Il ressort clairement de cette disposition que l’hypothèque judiciaire forcée n’est rien d’autre que l’hypothèque conservatoire destinée à garantir une créance non assortie de titre exécutoire et mise en péril.

Dans la pratique, elle débute par une ordonnance au pied de requête autorisant la prise d’une hypothèque ; celle-ci fait l’objet d’une inscription provisoire et est signifiée au débiteur. Le créancier a l’obligation d’assigner le débiteur, dans un délai fixé par le juge, en condamnation et en validation de l’hypothèque. Pendant le délai prévu pour saisir le juge du fond, il peut être fait recours au juge des référés.

Si la créance est reconnue par le juge du fond, l’hypothèque devient définitive ; elle doit être inscrite dans les six mois de la décision définitive. Si tel est le cas, elle rétroagit au jour de l’inscription provisoire.

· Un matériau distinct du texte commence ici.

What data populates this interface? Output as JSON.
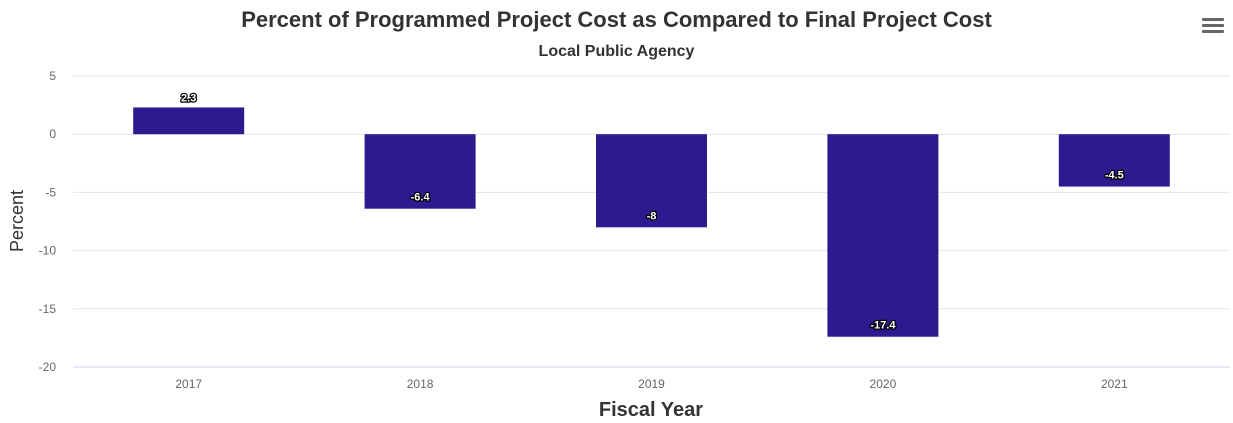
{
  "chart_data": {
    "type": "bar",
    "title": "Percent of Programmed Project Cost as Compared to Final Project Cost",
    "subtitle": "Local Public Agency",
    "xlabel": "Fiscal Year",
    "ylabel": "Percent",
    "categories": [
      "2017",
      "2018",
      "2019",
      "2020",
      "2021"
    ],
    "values": [
      2.3,
      -6.4,
      -8,
      -17.4,
      -4.5
    ],
    "data_labels": [
      "2.3",
      "-6.4",
      "-8",
      "-17.4",
      "-4.5"
    ],
    "ylim": [
      -20,
      5
    ],
    "yticks": [
      5,
      0,
      -5,
      -10,
      -15,
      -20
    ],
    "grid": true,
    "bar_color": "#2e1a8e"
  },
  "menu": {
    "icon": "hamburger-menu-icon"
  }
}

Comme on peut le constater, il s’agit là d’un processus qui devra engendrer des frais de procédure et des honoraires, source d’une frustration certaine pour le créancier en vue de l’obtention d’une décision judiciaire.

Un autre risque non négligeable pour le créancier est la possibilité de perte du privilège au cas où il y aurait d’autres créanciers à qui le débiteur a consenti une hypothèque sur le même immeuble. Il est donc préférable que la question soit régler en amont et non en aval.



[1] L’OHADA est l’Organisation pour l’Harmonisation en Afrique du Droit des Affaires.  Organisation créée par le traité signé en date du 17 octobre 1993 à Port Louis en Ile Maurice. Ce traité a été révisé à Québec le 17 octobre 2008. A l’origine composée de 16 pays membres, actuellement L’OHADA compte 17 Etats avec l’adhésion de la République Démocratique du Congo. L’objectif poursuivi est l’harmonisation du droit des affaires par l’adoption des règles communes applicables dans tous les Etats membres.

[2]  AUS  est l’Acte Uniforme portant organisation des Suretés. Ce texte qui a abrogé celui du 17 avril 1997, date du 15 décembre 2010. Il a été  adopté par les Etats membres de l’OHADA en vue d’instituer une législation communautaire sur les suretés et applicable dans tous les Etats membres de l’espace OHADA.  

[3] Adolphe MINKOA SHE, Droit des Sûretés et des Garanties du Crédit dans l’Espace OHADA. Tome 2, Les Garanties Réelles, éd. Dianoia, Paris, 2010, p. 6.

[4] Yvette KALIEU ELONGO, Droit et pratique des suretés réelles OHADA, éd. AES sa, Yaoundé, 2010, p.83.

[5] Ces deux documents ne constituent nullement des titres de propriété immobilière en RDC. Au terme de l’article 219 de la Loi numéro 73-021 du 20 juillet 1973 portant Régime général des biens, régime foncier et immobilier et régime des suretés, telle que modifiée et complétée par la Loi numéro 80-008 du 18 juillet 1980  Le droit de jouissance d’un fonds n’est légalement établi que par un Certificat d’enregistrement du titre concédé par l’Etat. La propriété privée des immeubles par incorporation , qui est toujours envisagée séparément du sol n’est légalement établie que par l’inscription sur le Certificat d’enregistrement établissant la concession du fonds desdits immeubles.